Synonym: Proximale Tibiagelenkfraktur


Die Tibiakopffraktur ist ein Knochenbruch (Fraktur) des Schienbeins (Tibia) im Bereich des Scheinbeinkopfes (Caput tibiae).
ICD10-Code: S82.18
Die Tibiakopffraktur ereignet sich meist durch ein Trauma. In der Regel liegt dabei ein Sturz aus großer Höhe auf das Bein vor. Dabei entstehen enorme Stauchungskräfte entlang der Längsachse zwischen Femur und Tibia, durch welche die Femurkondylen den Tibiakopf imprimieren und seitlich absprengen können.

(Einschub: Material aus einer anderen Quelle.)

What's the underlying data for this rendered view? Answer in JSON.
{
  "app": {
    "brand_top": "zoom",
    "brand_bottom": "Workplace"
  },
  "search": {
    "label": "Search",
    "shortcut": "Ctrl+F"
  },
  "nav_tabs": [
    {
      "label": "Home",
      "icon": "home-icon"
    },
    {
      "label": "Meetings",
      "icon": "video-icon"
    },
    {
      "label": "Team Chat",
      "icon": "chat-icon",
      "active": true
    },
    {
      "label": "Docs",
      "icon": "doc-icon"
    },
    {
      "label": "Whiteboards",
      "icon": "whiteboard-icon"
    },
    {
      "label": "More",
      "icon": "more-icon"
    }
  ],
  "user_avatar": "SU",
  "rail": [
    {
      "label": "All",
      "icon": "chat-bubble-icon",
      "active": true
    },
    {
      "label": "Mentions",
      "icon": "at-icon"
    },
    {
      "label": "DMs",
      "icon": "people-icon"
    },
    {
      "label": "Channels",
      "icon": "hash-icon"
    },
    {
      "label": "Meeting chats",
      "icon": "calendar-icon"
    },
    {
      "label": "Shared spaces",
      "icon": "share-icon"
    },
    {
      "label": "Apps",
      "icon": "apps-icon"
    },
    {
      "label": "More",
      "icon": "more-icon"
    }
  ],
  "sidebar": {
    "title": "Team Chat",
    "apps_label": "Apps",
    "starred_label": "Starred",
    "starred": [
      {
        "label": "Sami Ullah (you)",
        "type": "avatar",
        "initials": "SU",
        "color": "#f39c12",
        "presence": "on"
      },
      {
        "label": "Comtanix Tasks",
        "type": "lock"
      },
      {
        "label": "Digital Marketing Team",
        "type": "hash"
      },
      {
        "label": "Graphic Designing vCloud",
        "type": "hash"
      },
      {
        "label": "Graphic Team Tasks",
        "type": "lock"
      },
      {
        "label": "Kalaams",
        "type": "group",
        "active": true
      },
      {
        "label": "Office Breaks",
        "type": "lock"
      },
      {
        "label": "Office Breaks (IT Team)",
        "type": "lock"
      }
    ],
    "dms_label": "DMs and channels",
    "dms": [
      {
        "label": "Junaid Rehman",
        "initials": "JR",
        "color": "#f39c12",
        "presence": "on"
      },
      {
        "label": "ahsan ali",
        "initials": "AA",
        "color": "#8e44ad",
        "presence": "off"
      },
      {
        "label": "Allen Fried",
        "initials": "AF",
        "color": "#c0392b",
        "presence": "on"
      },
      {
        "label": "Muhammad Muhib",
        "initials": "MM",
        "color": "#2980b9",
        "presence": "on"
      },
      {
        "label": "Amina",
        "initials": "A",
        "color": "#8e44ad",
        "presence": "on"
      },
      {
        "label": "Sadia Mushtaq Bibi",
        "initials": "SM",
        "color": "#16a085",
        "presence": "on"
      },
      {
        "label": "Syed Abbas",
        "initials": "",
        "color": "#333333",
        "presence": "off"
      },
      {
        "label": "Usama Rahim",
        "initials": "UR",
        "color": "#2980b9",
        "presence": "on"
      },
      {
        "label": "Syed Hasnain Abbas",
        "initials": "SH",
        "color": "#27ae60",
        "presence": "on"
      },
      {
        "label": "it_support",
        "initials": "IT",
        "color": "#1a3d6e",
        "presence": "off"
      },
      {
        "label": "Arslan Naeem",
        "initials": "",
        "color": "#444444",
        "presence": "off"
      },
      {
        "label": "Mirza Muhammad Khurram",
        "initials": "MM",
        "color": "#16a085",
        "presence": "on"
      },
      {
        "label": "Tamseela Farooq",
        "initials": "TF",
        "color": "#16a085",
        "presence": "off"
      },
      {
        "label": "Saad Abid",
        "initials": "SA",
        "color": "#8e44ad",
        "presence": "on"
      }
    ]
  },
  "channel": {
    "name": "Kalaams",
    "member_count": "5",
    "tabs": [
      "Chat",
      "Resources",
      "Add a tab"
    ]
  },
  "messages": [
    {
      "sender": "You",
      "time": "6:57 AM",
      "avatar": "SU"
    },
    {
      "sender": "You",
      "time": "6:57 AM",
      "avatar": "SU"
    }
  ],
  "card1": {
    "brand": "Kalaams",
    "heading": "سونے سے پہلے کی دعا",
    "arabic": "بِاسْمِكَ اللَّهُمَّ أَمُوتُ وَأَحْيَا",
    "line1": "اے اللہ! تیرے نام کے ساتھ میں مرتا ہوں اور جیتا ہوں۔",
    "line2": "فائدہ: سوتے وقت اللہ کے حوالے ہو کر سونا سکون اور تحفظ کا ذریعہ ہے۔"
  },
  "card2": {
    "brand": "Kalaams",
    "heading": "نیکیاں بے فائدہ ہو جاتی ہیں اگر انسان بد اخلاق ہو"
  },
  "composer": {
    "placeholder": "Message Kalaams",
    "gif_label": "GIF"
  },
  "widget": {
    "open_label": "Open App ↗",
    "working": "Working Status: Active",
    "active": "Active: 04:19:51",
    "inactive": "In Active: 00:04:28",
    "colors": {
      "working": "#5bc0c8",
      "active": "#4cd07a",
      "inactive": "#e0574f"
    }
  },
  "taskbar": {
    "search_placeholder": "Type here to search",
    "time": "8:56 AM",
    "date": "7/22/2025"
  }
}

Ansonsten kann auch eine direkte Gewalteinwirkung auf das Kniegelenk selbst, z.B. bei schweren Autounfällen durch den Anprall unter dem Armaturenbrett, die Ursache sein.
Dem Auge des Arztes bietet sich eine enorme Schwellung mit Hämatom. Die Bewegung im Kniegelenk ist schmerzhaft eingeschränkt bis unmöglich. Auch bei einfacher Palpation haben die Patienten Schmerzen. Außerdem kann noch eine Krepitation nachweisbar sein.
Bei nicht-dislozierten Spaltbrüchen lässt man das Bein für einen Monat in einer Gipsschiene. Mit anschließender Physiotherapie kann das Bein nach 8 bis 12 Wochen wieder voll belastet werden.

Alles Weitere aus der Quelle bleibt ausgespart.